Kontroversi terjemahan tidak bergenti begitu saja, banyak orang kemudian membuat kajian untuk mrngoreksi dan menyalahkan hasil terjemahan Jassin. Hingga pada akhirnya, ada satu peristiwa yang ditunggu, yaitu seminar terbuka membongkar dan membandingkan hasil terjemahan ini, namun, tidak terjadi dan lenyap begitu saja.
Setelahnya, Jassin, sempat berulah kembali dengan menerbitkan Al-Qur’an berwajah puisi. Kali ini bukan terjemahannya, namun bentuk tipografinya diubah dari yang konvensional standar Depag dan juga bagian dari penyempurnaan Bacaan yang Mulia. Ini terjadi pada tahun 1993.
Akademisi dan Pelestari Warisan Budaya
Selain sebagai kritikus, Jassin adalah akademisi yang berdedikasi. Sejak 1953, setelah Jassin menamatkan studinya di Fakultas Sastra Universitas Indonesia, ia mulai mengajar di Fakultas Sastra Universitas Indonesia (UI), sambil melanjutkan studi di Universitas Yale (1958–1959) untuk mempelajari ilmu perbandingan sastra. Di sana, ia terlibat dalam kongres Comparative Literature Association yang memperluas wawasannya tentang sastra dunia.
Sayangnya, karier ini terputus saat Jassin terlibat dalam peristiwa manifesto kebudayaan.
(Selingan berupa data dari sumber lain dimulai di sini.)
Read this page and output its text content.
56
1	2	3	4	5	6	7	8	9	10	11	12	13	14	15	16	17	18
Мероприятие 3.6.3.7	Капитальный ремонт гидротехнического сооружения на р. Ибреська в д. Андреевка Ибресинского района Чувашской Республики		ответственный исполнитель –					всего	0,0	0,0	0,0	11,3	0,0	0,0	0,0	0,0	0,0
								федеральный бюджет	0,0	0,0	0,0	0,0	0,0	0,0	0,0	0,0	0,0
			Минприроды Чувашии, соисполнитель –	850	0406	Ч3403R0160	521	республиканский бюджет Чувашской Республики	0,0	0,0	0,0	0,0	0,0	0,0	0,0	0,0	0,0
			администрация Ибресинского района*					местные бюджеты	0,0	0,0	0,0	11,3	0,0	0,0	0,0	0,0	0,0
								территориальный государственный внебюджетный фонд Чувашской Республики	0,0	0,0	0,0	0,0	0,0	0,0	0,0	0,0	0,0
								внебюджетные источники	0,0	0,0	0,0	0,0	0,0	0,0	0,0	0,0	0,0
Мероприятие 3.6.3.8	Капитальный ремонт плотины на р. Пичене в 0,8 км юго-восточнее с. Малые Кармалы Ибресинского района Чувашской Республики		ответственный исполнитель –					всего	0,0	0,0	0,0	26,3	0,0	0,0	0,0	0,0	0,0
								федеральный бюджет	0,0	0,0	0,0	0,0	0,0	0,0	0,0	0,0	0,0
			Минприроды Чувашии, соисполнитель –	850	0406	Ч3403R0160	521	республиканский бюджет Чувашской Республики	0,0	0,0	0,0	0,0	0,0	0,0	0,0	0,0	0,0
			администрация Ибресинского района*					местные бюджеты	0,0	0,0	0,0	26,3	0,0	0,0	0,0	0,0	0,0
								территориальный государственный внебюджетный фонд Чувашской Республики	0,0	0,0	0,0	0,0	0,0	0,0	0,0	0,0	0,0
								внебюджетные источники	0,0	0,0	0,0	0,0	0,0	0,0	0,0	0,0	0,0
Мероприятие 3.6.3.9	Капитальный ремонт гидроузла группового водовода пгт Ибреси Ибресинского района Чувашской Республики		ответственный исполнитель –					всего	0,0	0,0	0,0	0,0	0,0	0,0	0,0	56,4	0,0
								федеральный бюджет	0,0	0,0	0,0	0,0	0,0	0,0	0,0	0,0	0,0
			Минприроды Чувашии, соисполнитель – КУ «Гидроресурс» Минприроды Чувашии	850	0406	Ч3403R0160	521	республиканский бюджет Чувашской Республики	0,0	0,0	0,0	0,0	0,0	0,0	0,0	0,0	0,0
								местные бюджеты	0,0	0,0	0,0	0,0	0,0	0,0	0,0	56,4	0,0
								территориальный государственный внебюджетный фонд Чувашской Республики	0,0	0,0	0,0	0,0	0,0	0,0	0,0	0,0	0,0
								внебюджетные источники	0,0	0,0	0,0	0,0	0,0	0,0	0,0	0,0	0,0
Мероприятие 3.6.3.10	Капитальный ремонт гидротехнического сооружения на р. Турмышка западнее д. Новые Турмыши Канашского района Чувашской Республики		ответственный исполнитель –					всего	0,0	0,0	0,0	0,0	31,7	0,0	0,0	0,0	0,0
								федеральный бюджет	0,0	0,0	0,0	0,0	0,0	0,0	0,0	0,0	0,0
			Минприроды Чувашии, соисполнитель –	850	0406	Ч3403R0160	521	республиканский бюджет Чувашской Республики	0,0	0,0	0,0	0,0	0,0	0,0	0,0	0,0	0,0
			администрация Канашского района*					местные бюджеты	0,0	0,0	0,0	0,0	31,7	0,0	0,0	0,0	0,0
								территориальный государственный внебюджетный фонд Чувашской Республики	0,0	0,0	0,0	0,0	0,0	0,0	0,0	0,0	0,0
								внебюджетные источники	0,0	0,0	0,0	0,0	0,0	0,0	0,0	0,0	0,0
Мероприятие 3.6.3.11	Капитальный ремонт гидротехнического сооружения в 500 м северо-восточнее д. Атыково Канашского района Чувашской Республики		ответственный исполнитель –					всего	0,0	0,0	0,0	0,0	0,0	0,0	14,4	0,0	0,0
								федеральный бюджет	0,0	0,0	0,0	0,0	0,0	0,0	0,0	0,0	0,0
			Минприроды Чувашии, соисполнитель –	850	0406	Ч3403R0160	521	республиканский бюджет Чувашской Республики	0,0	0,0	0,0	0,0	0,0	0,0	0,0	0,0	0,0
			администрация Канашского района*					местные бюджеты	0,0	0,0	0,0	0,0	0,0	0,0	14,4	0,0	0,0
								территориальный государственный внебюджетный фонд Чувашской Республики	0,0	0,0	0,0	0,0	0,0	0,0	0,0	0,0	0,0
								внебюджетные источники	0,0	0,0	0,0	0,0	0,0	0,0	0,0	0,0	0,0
Karier dosennya diselesaikan oleh universitas, dan beasiswanya juga dicabut. Namun, semua itu, tak membuat Jassin menghentikan dedikasinya untuk dunia sastra.
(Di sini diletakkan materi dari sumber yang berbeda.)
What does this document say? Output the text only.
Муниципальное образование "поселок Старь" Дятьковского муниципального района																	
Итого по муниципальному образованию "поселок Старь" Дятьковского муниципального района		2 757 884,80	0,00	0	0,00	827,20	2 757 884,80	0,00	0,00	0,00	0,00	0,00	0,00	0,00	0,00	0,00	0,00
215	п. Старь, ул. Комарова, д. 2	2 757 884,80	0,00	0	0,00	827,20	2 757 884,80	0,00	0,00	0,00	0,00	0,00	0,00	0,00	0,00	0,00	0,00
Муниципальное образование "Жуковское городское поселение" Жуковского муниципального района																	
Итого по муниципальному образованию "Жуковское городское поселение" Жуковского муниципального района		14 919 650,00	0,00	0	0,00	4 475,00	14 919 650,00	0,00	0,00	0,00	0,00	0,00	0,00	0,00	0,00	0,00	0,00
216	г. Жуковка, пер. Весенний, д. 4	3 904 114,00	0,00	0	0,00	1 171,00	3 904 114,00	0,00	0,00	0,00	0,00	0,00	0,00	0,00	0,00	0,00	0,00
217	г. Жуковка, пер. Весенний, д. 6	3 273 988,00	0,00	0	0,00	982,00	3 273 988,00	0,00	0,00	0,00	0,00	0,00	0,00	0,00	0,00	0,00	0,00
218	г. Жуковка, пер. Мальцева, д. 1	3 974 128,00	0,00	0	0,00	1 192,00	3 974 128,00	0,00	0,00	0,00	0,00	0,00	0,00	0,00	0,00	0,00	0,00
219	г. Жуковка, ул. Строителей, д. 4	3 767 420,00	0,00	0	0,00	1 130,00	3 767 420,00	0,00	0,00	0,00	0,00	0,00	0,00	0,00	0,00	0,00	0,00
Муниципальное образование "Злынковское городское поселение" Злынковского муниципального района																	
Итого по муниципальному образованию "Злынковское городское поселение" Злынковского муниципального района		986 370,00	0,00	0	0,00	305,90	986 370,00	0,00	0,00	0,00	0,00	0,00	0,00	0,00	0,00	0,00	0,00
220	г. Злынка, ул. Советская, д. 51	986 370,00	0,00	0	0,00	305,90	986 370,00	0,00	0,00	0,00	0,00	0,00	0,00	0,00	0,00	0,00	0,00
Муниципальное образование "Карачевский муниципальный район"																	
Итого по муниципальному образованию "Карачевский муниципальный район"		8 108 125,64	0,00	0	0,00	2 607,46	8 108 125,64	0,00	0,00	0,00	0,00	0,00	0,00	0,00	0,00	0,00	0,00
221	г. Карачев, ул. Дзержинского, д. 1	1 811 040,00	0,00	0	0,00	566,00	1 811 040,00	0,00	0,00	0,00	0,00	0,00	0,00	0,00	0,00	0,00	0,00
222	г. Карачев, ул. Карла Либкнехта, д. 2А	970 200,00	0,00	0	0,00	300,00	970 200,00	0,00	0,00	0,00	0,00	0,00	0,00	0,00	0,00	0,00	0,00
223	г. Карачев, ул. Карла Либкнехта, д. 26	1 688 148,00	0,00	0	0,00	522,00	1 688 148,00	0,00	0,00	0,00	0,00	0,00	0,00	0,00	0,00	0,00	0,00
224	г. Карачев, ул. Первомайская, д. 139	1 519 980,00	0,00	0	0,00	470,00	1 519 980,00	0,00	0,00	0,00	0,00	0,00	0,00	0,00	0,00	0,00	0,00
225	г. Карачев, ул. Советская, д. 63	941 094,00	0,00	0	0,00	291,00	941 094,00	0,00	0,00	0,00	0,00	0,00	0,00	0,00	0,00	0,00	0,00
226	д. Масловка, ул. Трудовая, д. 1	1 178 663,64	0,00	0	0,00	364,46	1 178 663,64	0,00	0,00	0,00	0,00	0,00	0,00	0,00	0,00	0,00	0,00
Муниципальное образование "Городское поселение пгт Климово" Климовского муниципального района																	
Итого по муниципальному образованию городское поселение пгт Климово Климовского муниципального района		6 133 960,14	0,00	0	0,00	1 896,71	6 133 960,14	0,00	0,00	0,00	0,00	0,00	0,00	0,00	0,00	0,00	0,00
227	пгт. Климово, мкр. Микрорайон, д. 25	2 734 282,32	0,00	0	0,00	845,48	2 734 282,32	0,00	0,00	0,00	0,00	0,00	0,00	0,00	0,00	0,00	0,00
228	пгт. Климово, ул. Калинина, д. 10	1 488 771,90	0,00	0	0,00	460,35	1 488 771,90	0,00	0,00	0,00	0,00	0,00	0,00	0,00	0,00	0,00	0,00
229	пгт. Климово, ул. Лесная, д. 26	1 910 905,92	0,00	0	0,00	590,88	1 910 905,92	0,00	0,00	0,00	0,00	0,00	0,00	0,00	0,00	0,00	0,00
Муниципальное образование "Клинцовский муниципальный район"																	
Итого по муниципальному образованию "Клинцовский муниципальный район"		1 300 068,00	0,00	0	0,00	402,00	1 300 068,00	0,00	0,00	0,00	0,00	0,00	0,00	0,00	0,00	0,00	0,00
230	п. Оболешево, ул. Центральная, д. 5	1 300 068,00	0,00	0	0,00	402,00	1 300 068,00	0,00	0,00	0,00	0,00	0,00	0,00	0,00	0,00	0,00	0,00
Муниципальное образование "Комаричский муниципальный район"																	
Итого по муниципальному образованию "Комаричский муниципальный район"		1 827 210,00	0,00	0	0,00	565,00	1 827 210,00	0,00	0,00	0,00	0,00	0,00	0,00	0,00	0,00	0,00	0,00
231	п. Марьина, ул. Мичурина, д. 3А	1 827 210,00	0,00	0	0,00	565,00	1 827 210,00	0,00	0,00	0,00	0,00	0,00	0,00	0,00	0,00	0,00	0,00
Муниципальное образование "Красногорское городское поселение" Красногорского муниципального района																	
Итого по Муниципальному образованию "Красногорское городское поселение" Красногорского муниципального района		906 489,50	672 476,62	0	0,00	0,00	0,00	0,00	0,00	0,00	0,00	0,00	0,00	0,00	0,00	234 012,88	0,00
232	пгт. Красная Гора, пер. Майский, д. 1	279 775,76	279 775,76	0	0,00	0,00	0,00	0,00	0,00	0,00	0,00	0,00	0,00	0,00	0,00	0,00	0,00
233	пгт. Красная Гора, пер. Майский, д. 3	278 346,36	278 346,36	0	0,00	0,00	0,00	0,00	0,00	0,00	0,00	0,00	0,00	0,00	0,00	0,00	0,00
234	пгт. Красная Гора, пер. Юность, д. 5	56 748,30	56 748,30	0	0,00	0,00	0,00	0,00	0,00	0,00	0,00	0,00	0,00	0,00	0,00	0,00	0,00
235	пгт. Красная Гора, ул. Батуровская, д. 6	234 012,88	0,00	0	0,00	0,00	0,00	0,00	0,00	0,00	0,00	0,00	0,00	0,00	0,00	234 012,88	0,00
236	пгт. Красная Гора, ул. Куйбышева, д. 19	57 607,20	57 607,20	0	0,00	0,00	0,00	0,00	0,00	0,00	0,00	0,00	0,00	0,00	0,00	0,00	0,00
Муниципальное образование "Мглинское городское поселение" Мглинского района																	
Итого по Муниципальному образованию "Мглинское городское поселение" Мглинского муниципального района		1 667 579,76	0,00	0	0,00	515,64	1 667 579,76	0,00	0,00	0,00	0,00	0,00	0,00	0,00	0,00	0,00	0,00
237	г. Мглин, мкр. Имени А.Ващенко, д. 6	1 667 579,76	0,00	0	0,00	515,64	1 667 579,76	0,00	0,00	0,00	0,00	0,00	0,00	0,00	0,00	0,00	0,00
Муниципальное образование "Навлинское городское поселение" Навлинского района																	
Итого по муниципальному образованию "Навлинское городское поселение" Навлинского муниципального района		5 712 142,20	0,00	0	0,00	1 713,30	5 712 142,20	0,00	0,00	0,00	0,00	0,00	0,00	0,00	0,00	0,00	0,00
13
Kontribusi terbesarnya dalam pelestarian budaya adalah pendirian Pusat Dokumentasi Sastra H.B. Jassin pada 1976. Gedung ini, berlokasi di Taman Ismail Marzuki, menjadi repositori terbesar koleksi sastra Indonesia di resmikan oleh Gubernur DKI Ali Sadikin. Pada 2022, gedung baru yang lebih megah diresmikan oleh Gubernur DKI Anies Baswedan, seolah menegaskan komitmen negara dalam melestarikan warisan budaya.
Penghargaan dan Warisan
Sepanjang hidupnya, Jassin menerima banyak penghargaan:
- Satyalancana Kebudayaan(1969),
- Hadiah Martinus Nijhoff dari Belanda (1973),
- Gelar Doktor Honoris Causa dari UI (1975),
- Hadiah Magsaysay dari Filipina (1987),
- Bintang Mahaputera Nararya (1994).
Ia juga dianugerahi gelar adat Gorontalo, Ti Molotinepa Wulito (Putra Terbaik yang Menguasai Bahasa), sebagai pengakuan atas jasa-jasanya.
Akhir Hayat dan Warisan H.B. Jassin untuk Sastra Indonesia
Jassin meninggal pada 11 Maret 2000 di Rumah Sakit Cipto Mangunkusumo, Jakarta, pada usia 82 tahun. Ia dimakamkan di Taman Makam Pahlawan Nasional Kalibata, sebagai bentuk penghormatan atas kontribusinya bagi bangsa. Warisan intelektualnya hidup dalam karya yang ia ulas, dalam generasi penulis yang ia bimbing, dan dalam pusat dokumentasi yang menjadi mercusuar sastra Indonesia.
Jassin adalah produk sekaligus salah satu pelopor sejarah sastra Indonesia modern. Dari era kolonial, pendudukan Jepang, kemerdekaan, hingga Orde Baru, ia menjadi saksi dan aktor utama dalam transformasi sastra Indonesia. Kritiknya yang edukatif dan apresiatif tidak hanya menilai karya, tetapi juga membentuk arah perkembangan sastra Indonesia modern. Dalam polemik Langit Makin Mendung dan puitisasi Al-Quran, ia membuktikan bahwa sastra adalah senjata yang mampu melawan tirani, merawat identitas, dan membangun peradaban.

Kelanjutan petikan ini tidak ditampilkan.